Mitra abrió la puerta al momento. Era una mujer de estatura mediana que contaba ya setenta y tantos años. Llevaba un familiar pañuelo violeta ceñido al cabello, que comenzaba a tornarse blanco, aunque sus ojos negros seguían tan despiertos como siempre. Lo estudiaron con aquella misma intensidad que hacía que Riley se sintiese culpable cuando había hecho algo malo.

–Tú… –susurró Mitra como si acabase de ver un fantasma.

Él sonrió.

–Me recuerdas –le entregó un ramo de flores de lavanda que había comprado en un puesto al pie de la colina.

Ella apretó el ramo contra el pecho.

–¿Cómo olvidar esa cara tan preciosa? Ahora eres un hombre muy apuesto –con la mano libre, acarició la mejilla de Riley, allí donde le habían hecho el injerto de piel–. Te vi en las hojas de té. Vi fuego. La vida ha sido dura contigo.

–Mi padre murió el año pasado.

Ella asintió.

–Lo sé. Pasa.

Aunque era modesta, la vivienda parecía confortable. Mitra había decorado la sala de estar del mismo color violeta intenso que él recordaba haber visto en su tsara.

–Siéntate.

Riley obedeció mientras ella colocaba las flores en un jarrón. A continuación Mitra se acomodó en la mecedora negra, pintada a mano, que él tanto había admirado de joven.
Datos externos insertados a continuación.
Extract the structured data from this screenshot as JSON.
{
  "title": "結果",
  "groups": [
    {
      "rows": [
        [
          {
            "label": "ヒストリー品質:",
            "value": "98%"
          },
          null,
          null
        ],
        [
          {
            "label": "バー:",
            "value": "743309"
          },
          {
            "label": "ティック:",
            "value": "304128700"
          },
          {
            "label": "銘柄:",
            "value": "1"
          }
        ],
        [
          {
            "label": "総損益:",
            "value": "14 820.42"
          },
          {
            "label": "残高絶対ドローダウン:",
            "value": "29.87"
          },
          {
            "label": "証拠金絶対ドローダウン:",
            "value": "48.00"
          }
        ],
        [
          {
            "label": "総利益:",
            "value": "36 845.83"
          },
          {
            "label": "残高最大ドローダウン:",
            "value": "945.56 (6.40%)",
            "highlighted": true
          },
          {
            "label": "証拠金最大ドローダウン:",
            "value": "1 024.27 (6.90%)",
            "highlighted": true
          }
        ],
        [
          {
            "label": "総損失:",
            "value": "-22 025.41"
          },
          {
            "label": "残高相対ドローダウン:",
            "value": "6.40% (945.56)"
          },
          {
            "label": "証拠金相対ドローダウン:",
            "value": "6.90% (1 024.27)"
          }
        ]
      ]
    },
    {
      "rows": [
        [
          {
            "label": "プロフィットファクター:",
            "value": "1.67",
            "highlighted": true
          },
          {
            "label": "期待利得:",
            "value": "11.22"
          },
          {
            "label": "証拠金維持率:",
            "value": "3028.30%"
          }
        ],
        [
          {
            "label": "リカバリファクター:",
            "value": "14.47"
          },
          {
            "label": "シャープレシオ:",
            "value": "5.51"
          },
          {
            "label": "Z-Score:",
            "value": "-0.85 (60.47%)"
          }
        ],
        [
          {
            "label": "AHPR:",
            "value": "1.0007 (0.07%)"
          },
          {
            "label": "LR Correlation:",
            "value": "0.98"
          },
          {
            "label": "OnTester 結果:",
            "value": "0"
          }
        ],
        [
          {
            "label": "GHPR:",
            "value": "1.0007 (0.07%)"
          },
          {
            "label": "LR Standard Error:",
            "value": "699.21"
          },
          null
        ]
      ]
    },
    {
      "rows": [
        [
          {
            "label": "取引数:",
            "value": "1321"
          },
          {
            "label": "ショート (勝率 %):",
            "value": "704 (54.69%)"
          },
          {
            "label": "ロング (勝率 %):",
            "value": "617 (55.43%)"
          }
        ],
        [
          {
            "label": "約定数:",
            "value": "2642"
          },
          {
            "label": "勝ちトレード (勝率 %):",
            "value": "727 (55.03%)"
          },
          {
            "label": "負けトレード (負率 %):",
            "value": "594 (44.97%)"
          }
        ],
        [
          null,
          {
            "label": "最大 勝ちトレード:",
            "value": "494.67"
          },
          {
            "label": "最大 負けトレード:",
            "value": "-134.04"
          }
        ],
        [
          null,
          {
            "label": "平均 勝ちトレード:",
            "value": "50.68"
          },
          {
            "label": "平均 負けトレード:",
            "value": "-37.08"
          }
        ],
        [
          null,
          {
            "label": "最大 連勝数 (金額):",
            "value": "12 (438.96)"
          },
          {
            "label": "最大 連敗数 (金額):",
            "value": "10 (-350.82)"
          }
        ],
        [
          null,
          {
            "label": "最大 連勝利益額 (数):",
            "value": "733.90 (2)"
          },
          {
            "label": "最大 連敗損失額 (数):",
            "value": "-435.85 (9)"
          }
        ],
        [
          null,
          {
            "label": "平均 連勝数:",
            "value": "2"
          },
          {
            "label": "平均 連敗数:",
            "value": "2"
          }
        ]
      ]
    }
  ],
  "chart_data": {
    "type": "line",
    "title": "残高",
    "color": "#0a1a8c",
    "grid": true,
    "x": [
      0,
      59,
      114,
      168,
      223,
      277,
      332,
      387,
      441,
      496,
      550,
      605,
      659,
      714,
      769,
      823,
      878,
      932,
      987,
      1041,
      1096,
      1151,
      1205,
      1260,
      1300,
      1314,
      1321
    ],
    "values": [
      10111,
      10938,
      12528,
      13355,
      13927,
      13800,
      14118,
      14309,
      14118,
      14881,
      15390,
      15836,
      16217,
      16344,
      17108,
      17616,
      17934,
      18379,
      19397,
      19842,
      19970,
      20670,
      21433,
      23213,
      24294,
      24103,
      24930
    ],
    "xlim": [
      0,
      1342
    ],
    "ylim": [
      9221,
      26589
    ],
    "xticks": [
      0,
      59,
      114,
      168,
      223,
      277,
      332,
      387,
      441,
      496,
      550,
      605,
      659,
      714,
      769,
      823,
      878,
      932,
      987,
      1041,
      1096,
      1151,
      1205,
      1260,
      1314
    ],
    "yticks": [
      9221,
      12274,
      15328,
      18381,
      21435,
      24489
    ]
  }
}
–¿Cómo es que vienes a visitar a una vieja después de tanto tiempo?

–Quise visitarte mucho antes, pero las circunstancias lo hicieron imposible.

–La vida con tu padre te ha pasado factura.

–No hablemos de mí. Tienes buen aspecto.

Ella entrecerró los ojos.

–Siempre se te dio bien mentir. ¿Ves esa fotografía nuestra que hay ahí? Entonces sí me sentía bien.

Riley miró de soslayo la fotografía enmarcada que descansaba encima de la rinconera. Él contaba seis años en la foto. Ella aún tenía el cabello negro. Riley notó un nudo en la garganta al darse cuenta de que Mitra había conservado aquella foto durante tanto tiempo.

–Cuidé de ti desde que tenías dos años hasta que cumpliste diecisiete, cuando tu padre abandonó el circo y te llevó consigo. Debió haberte dejado conmigo.

–Mi padre me necesitaba, y sentía celos de mi relación contigo. No obstante, aunque me alejó miles de kilómetros de ti, siempre te eché de menos. ¿Recibiste las postales que te envié?

Ella hizo un ademán en dirección a una cesta lacada situada en un estante. Él se acercó y miró dentro. Al parecer, las había guardado todas.

Satisfecho al saber que las había recibido, preguntó:

–¿Por qué no pediste a algún familiar que te ayudara a escribirme? Siempre dejaba una dirección donde podías encontrarme.

–No quería darle a tu padre más motivos para hacerte sufrir.

Mitra lo había comprendido todo.

–Cuando no bebía, era buena persona.

–Tú merecías algo mejor –musitó ella.